Business / Markets

Exercising caution amid QE4

By Wei Tian (China Daily) Updated: 2012-12-14 09:37

China may adopt a prudent monetary policy in response to possible currency appreciation resulting from the fourth round of quantitative easing, or QE4, by the United States, experts said.

The US Federal Reserve on Wednesday said it will launch its latest quantitative easing measures, committing $45 billion a month to buy long-term Treasury securities to replace Operation Twist, which expires at the end of the year.

Operation Twist is a monetary policy in which the Fed buys and sells short-term and long-term bonds depending on their objective.

Along with Washington's round of QE3, which committed $40 billion a month to buy mortgage-backed securities, the total monthly bond purchases by the Fed will amount to $85 billion a month.

The Fed will hold interest rates to near zero until the US unemployment rate falls below 6.5 percent and said it expects to keep rates low as long as its inflation forecast stays below 2.5 percent.

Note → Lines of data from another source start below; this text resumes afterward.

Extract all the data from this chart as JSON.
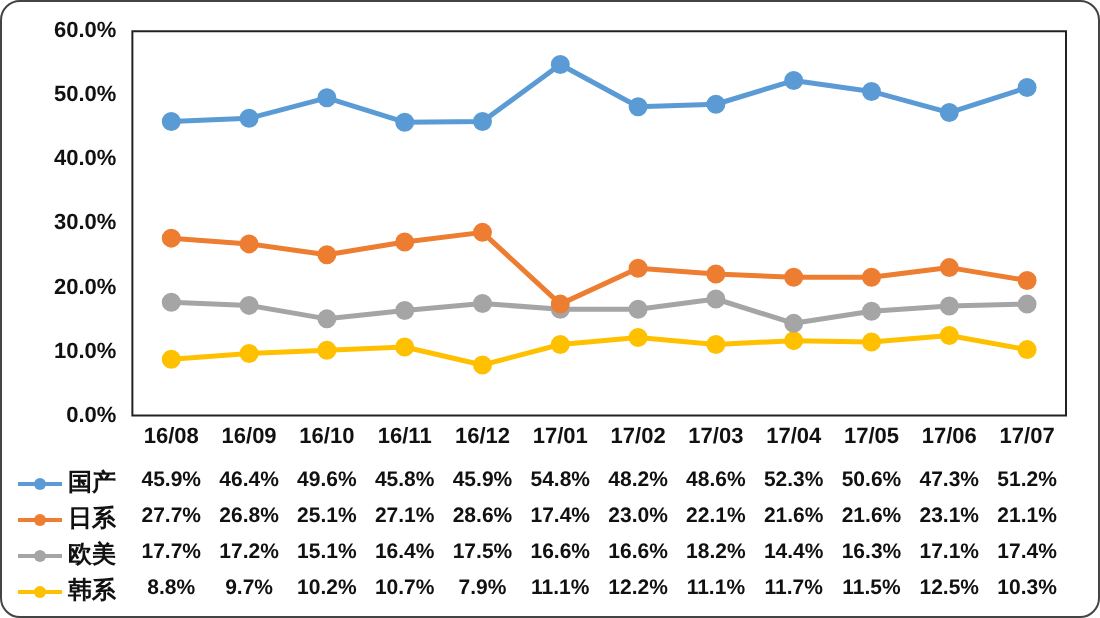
{
  "chart_data": {
    "type": "line",
    "categories": [
      "16/08",
      "16/09",
      "16/10",
      "16/11",
      "16/12",
      "17/01",
      "17/02",
      "17/03",
      "17/04",
      "17/05",
      "17/06",
      "17/07"
    ],
    "series": [
      {
        "name": "国产",
        "color": "#5b9bd5",
        "values": [
          45.9,
          46.4,
          49.6,
          45.8,
          45.9,
          54.8,
          48.2,
          48.6,
          52.3,
          50.6,
          47.3,
          51.2
        ],
        "value_labels": [
          "45.9%",
          "46.4%",
          "49.6%",
          "45.8%",
          "45.9%",
          "54.8%",
          "48.2%",
          "48.6%",
          "52.3%",
          "50.6%",
          "47.3%",
          "51.2%"
        ]
      },
      {
        "name": "日系",
        "color": "#ed7d31",
        "values": [
          27.7,
          26.8,
          25.1,
          27.1,
          28.6,
          17.4,
          23.0,
          22.1,
          21.6,
          21.6,
          23.1,
          21.1
        ],
        "value_labels": [
          "27.7%",
          "26.8%",
          "25.1%",
          "27.1%",
          "28.6%",
          "17.4%",
          "23.0%",
          "22.1%",
          "21.6%",
          "21.6%",
          "23.1%",
          "21.1%"
        ]
      },
      {
        "name": "欧美",
        "color": "#a5a5a5",
        "values": [
          17.7,
          17.2,
          15.1,
          16.4,
          17.5,
          16.6,
          16.6,
          18.2,
          14.4,
          16.3,
          17.1,
          17.4
        ],
        "value_labels": [
          "17.7%",
          "17.2%",
          "15.1%",
          "16.4%",
          "17.5%",
          "16.6%",
          "16.6%",
          "18.2%",
          "14.4%",
          "16.3%",
          "17.1%",
          "17.4%"
        ]
      },
      {
        "name": "韩系",
        "color": "#ffc000",
        "values": [
          8.8,
          9.7,
          10.2,
          10.7,
          7.9,
          11.1,
          12.2,
          11.1,
          11.7,
          11.5,
          12.5,
          10.3
        ],
        "value_labels": [
          "8.8%",
          "9.7%",
          "10.2%",
          "10.7%",
          "7.9%",
          "11.1%",
          "12.2%",
          "11.1%",
          "11.7%",
          "11.5%",
          "12.5%",
          "10.3%"
        ]
      }
    ],
    "ylim": [
      0,
      60
    ],
    "yticks": [
      {
        "value": 0,
        "label": "0.0%"
      },
      {
        "value": 10,
        "label": "10.0%"
      },
      {
        "value": 20,
        "label": "20.0%"
      },
      {
        "value": 30,
        "label": "30.0%"
      },
      {
        "value": 40,
        "label": "40.0%"
      },
      {
        "value": 50,
        "label": "50.0%"
      },
      {
        "value": 60,
        "label": "60.0%"
      }
    ],
    "grid": false,
    "legend": "bottom",
    "marker": "circle",
    "line_style": "solid"
  }
}
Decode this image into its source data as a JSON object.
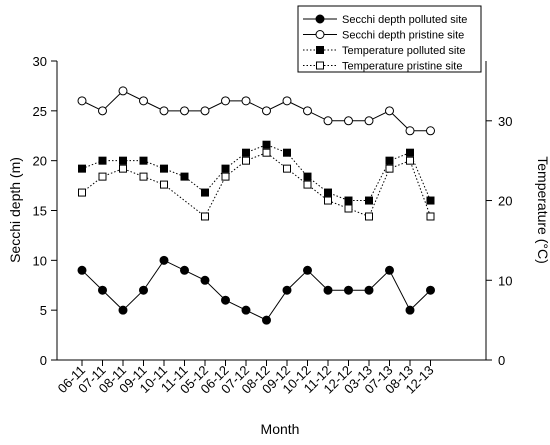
{
  "chart_data": {
    "type": "line",
    "xlabel": "Month",
    "ylabel_left": "Secchi depth (m)",
    "ylabel_right": "Temperature (°C)",
    "categories": [
      "06-11",
      "07-11",
      "08-11",
      "09-11",
      "10-11",
      "11-11",
      "05-12",
      "06-12",
      "07-12",
      "08-12",
      "09-12",
      "10-12",
      "11-12",
      "12-12",
      "03-13",
      "07-13",
      "08-13",
      "12-13"
    ],
    "ylim_left": [
      0,
      30
    ],
    "yticks_left": [
      0,
      5,
      10,
      15,
      20,
      25,
      30
    ],
    "ylim_right": [
      0,
      37.5
    ],
    "yticks_right": [
      0,
      10,
      20,
      30
    ],
    "grid": false,
    "legend_position": "top-right",
    "series": [
      {
        "name": "Secchi depth polluted site",
        "axis": "left",
        "marker": "filled-circle",
        "line": "solid",
        "values": [
          9,
          7,
          5,
          7,
          10,
          9,
          8,
          6,
          5,
          4,
          7,
          9,
          7,
          7,
          7,
          9,
          5,
          7
        ]
      },
      {
        "name": "Secchi depth pristine site",
        "axis": "left",
        "marker": "open-circle",
        "line": "solid",
        "values": [
          26,
          25,
          27,
          26,
          25,
          25,
          25,
          26,
          26,
          25,
          26,
          25,
          24,
          24,
          24,
          25,
          23,
          23
        ]
      },
      {
        "name": "Temperature polluted site",
        "axis": "right",
        "marker": "filled-square",
        "line": "dotted",
        "values": [
          24,
          25,
          25,
          25,
          24,
          23,
          21,
          24,
          26,
          27,
          26,
          23,
          21,
          20,
          20,
          25,
          26,
          20
        ]
      },
      {
        "name": "Temperature pristine site",
        "axis": "right",
        "marker": "open-square",
        "line": "dotted",
        "values": [
          21,
          23,
          24,
          23,
          22,
          null,
          18,
          23,
          25,
          26,
          24,
          22,
          20,
          19,
          18,
          24,
          25,
          18
        ]
      }
    ]
  }
}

Louis Kuijs, chief China economist with Royal Bank of Scotland, said QE4 was in line with the easing policy stance followed by the Fed, and such a stance of low interest rates and high liquidity will not stop even when this round of quantitative easing is over.

"It will only be one step in a series of easing measures," he said, explaining that such measures will generate capital inflow for Asia and China in particular, which is likely to mean added pressure to China's current account balance and international payments.

He said the yuan will continue to appreciate against the dollar because of QE4, although the trend is also partly a result of a rising currency value backed by the country's increasing production capacity.

Kuijs' opinion was echoed in a survey of 100 economists by Fifty-four 54 percent of the respondents said the yuan exchange rate will rise against the dollar in 2013 - nearly seven times the percentage projecting a depreciation.

Guan Qingyou, a senior researcher with Minsheng Securities Co Ltd, said QE4 will not have a great effect on the Chinese market as it has been much anticipated.

However, he said it adds pressure to China's policymakers, who need to support steady growth while guarding against a possible rise in housing prices.

"We should maintain the continuity of our macro policies ... monetary policy needs to be prudent, but not too stringent."